Bodega Charolais, Fuengirola

We spent many years lamenting the lack of a go-to restaurant in tourist-thronged Fuengirola, until we found Bodega Charolais - the only restaurant in the town listed in the Michelin Guide. Everything about this place is pure joy - the large sun-trap terrace where everyone wants to sit, the cheerful staff (bring your baby along for free kisses), the modern take on Spanish food, the fact you can simply order red or white wine by the glass knowing what you get will be a world away from house wine everywhere else - it's somewhere you'll obsess about once you're home.

A lot of plates come in racions or half-racions, but you'll want a large plate of the Cantabrian anchovies with tomato, avocado and spicy olive oil, the Russian salad, and the aubergines with honey (more like treacle). We're also dedicated fans of the pluma iberico with potato 'risotto' and chestnut, and the whole stuffed Spider Crab, and sherry nuts will swoon at the by the glass selection here. Bookings are essential, and specify if you want outside. If you show up at 8pm don't be surprised to see the place empty with a "reservado" sign on every table. Things don't kick off in here until after 9pm, when the Spaniards come out to play. It's also a great place for a long, lazy lunch.

Café Costa del Sol, Fuengirola

Spanish breakfasts mean one of two things to us - churros con chocolate or pan con tomate y jamón, and we've finally found a go-to place for both. Café Costa del Sol does the best homemade churros, and the thickest, velvetiest chocolate for miles around, and it's packed with locals from first thing in the morning until late at night.

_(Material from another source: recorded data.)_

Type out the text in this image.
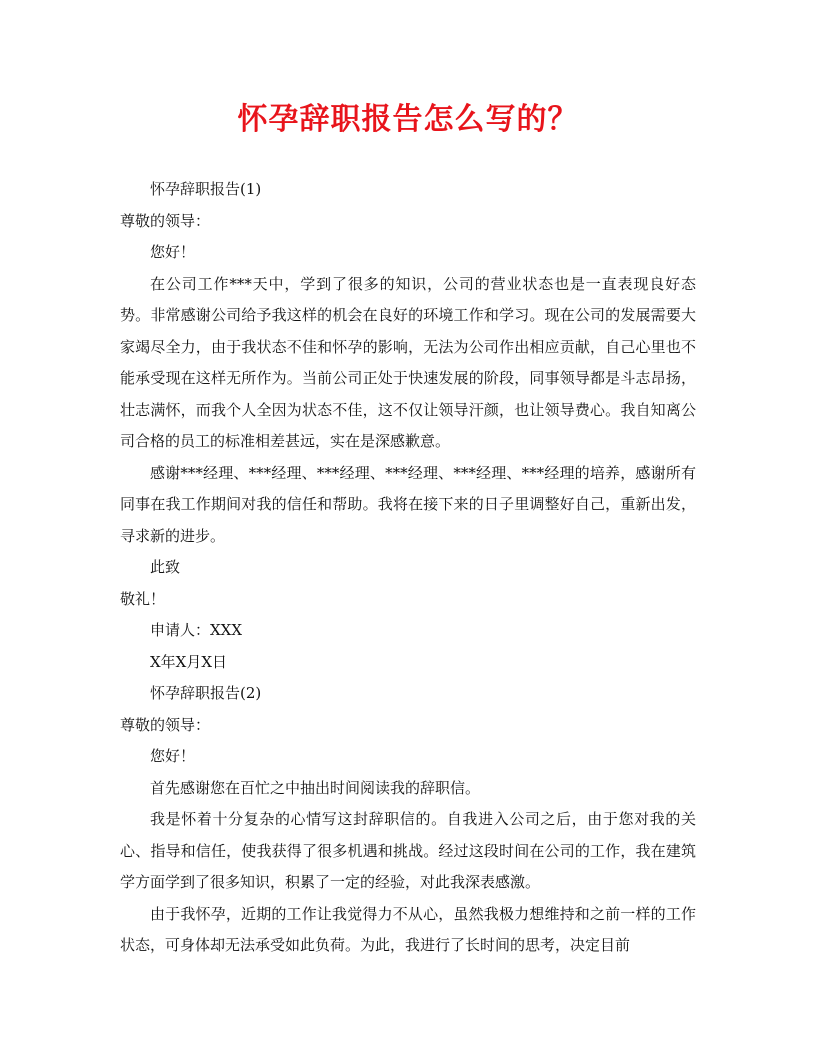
怀孕辞职报告怎么写的？

怀孕辞职报告(1)

尊敬的领导：

您好！

在公司工作***天中，学到了很多的知识，公司的营业状态也是一直表现良好态势。非常感谢公司给予我这样的机会在良好的环境工作和学习。现在公司的发展需要大家竭尽全力，由于我状态不佳和怀孕的影响，无法为公司作出相应贡献，自己心里也不能承受现在这样无所作为。当前公司正处于快速发展的阶段，同事领导都是斗志昂扬，壮志满怀，而我个人全因为状态不佳，这不仅让领导汗颜，也让领导费心。我自知离公司合格的员工的标准相差甚远，实在是深感歉意。

感谢***经理、***经理、***经理、***经理、***经理、***经理的培养，感谢所有同事在我工作期间对我的信任和帮助。我将在接下来的日子里调整好自己，重新出发，寻求新的进步。

此致

敬礼！

申请人：XXX

X年X月X日

怀孕辞职报告(2)

尊敬的领导：

您好！

首先感谢您在百忙之中抽出时间阅读我的辞职信。

我是怀着十分复杂的心情写这封辞职信的。自我进入公司之后，由于您对我的关心、指导和信任，使我获得了很多机遇和挑战。经过这段时间在公司的工作，我在建筑学方面学到了很多知识，积累了一定的经验，对此我深表感激。

由于我怀孕，近期的工作让我觉得力不从心，虽然我极力想维持和之前一样的工作状态，可身体却无法承受如此负荷。为此，我进行了长时间的思考，决定目前
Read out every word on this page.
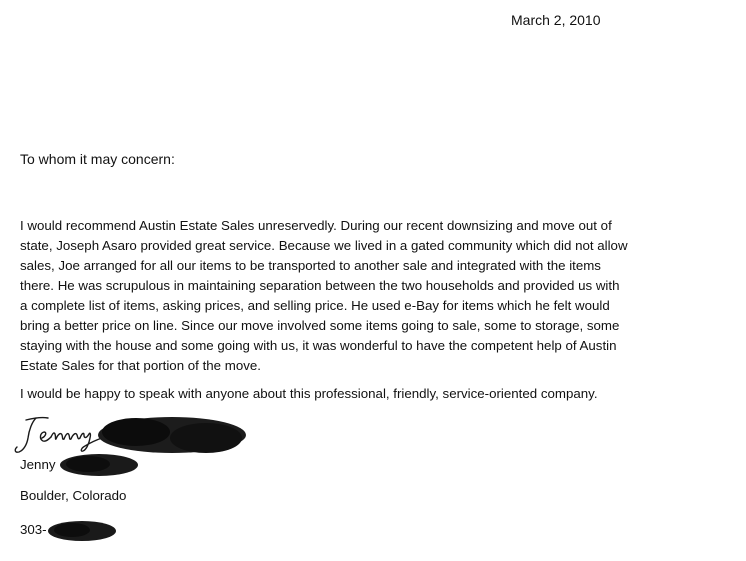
March 2, 2010
To whom it may concern:

I would recommend Austin Estate Sales unreservedly. During our recent downsizing and move out of
state, Joseph Asaro provided great service. Because we lived in a gated community which did not allow
sales, Joe arranged for all our items to be transported to another sale and integrated with the items
there. He was scrupulous in maintaining separation between the two households and provided us with
a complete list of items, asking prices, and selling price. He used e-Bay for items which he felt would
bring a better price on line. Since our move involved some items going to sale, some to storage, some
staying with the house and some going with us, it was wonderful to have the competent help of Austin
Estate Sales for that portion of the move.

I would be happy to speak with anyone about this professional, friendly, service-oriented company.

Jenny
Boulder, Colorado
303-
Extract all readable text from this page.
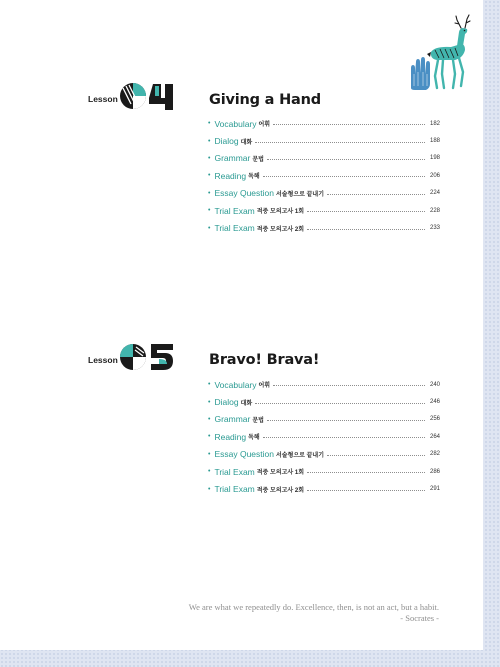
Lesson	Giving a Hand
• Vocabulary 어휘	182
• Dialog 대화	188
• Grammar 문법	198
• Reading 독해	206
• Essay Question 서술형으로 끝내기	224
• Trial Exam 적중 모의고사 1회	228
• Trial Exam 적중 모의고사 2회	233
Lesson	Bravo! Brava!
• Vocabulary 어휘	240
• Dialog 대화	246
• Grammar 문법	256
• Reading 독해	264
• Essay Question 서술형으로 끝내기	282
• Trial Exam 적중 모의고사 1회	286
• Trial Exam 적중 모의고사 2회	291
We are what we repeatedly do. Excellence, then, is not an act, but a habit.
- Socrates -
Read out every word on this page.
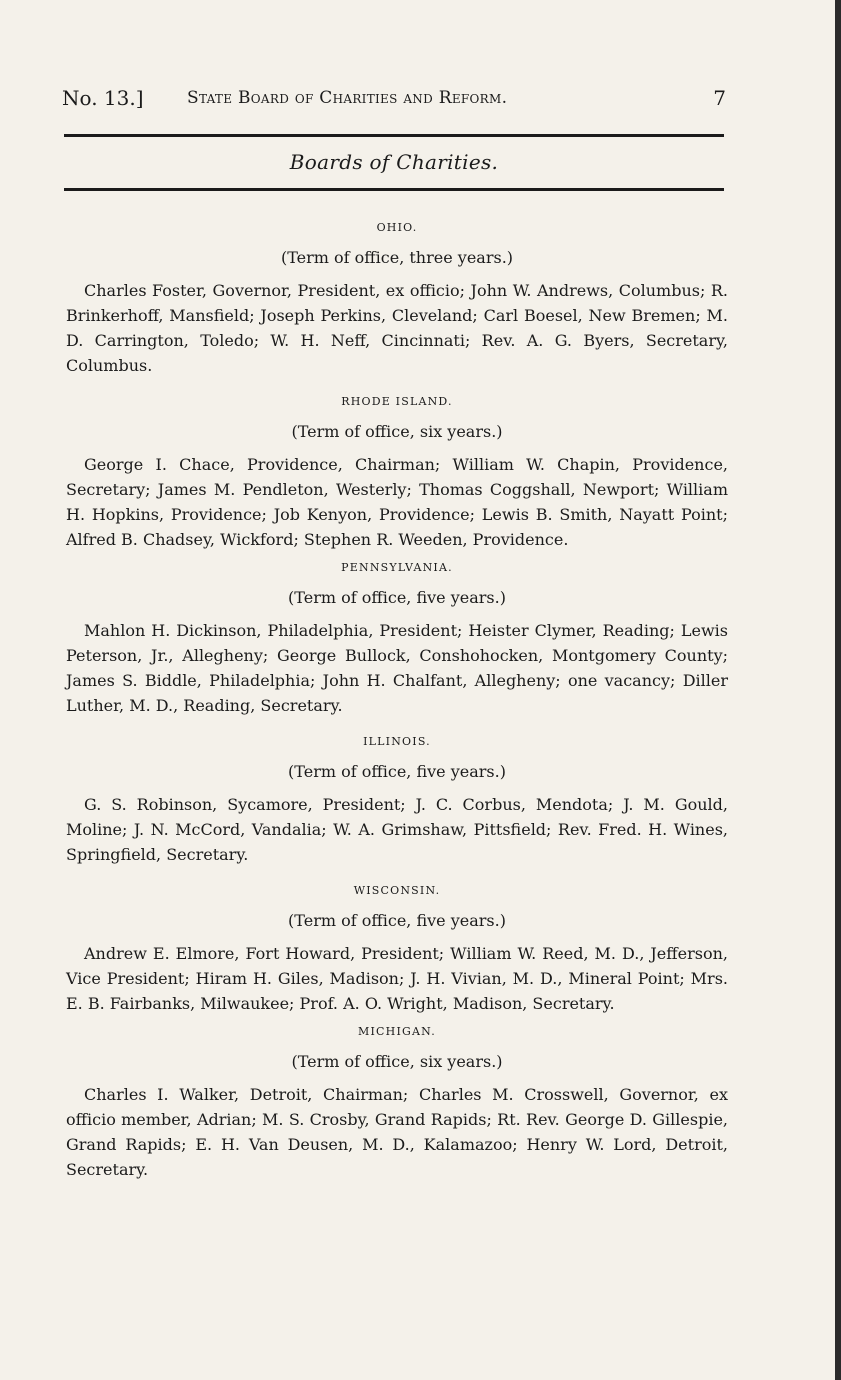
No. 13.]	State Board of Charities and Reform.	7
Boards of Charities.

OHIO.

(Term of office, three years.)

Charles Foster, Governor, President, ex officio; John W. Andrews, Columbus; R. Brinkerhoff, Mansfield; Joseph Perkins, Cleveland; Carl Boesel, New Bremen; M. D. Carrington, Toledo; W. H. Neff, Cincinnati; Rev. A. G. Byers, Secretary, Columbus.

RHODE ISLAND.

(Term of office, six years.)

George I. Chace, Providence, Chairman; William W. Chapin, Providence, Secretary; James M. Pendleton, Westerly; Thomas Coggshall, Newport; William H. Hopkins, Providence; Job Kenyon, Providence; Lewis B. Smith, Nayatt Point; Alfred B. Chadsey, Wickford; Stephen R. Weeden, Providence.

PENNSYLVANIA.

(Term of office, five years.)

Mahlon H. Dickinson, Philadelphia, President; Heister Clymer, Reading; Lewis Peterson, Jr., Allegheny; George Bullock, Conshohocken, Montgomery County; James S. Biddle, Philadelphia; John H. Chalfant, Allegheny; one vacancy; Diller Luther, M. D., Reading, Secretary.

ILLINOIS.

(Term of office, five years.)

G. S. Robinson, Sycamore, President; J. C. Corbus, Mendota; J. M. Gould, Moline; J. N. McCord, Vandalia; W. A. Grimshaw, Pittsfield; Rev. Fred. H. Wines, Springfield, Secretary.

WISCONSIN.

(Term of office, five years.)

Andrew E. Elmore, Fort Howard, President; William W. Reed, M. D., Jefferson, Vice President; Hiram H. Giles, Madison; J. H. Vivian, M. D., Mineral Point; Mrs. E. B. Fairbanks, Milwaukee; Prof. A. O. Wright, Madison, Secretary.

MICHIGAN.

(Term of office, six years.)

Charles I. Walker, Detroit, Chairman; Charles M. Crosswell, Governor, ex officio member, Adrian; M. S. Crosby, Grand Rapids; Rt. Rev. George D. Gillespie, Grand Rapids; E. H. Van Deusen, M. D., Kalamazoo; Henry W. Lord, Detroit, Secretary.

The bread roll with tomato, jamón, excellent olive oil and plenty of salt is another grade A start to the day, but a surprising recent discovery (thanks Google reviews) has been the 'Mechuga' sandwich (meatloaf), which is more like braised, marinated beef than some kind of congealed meat slice, with peppers and mayonnaise. Excellenté. Coffee is good and while staff aren't falling over to help they're very efficient. Your bill will be embarrassingly low.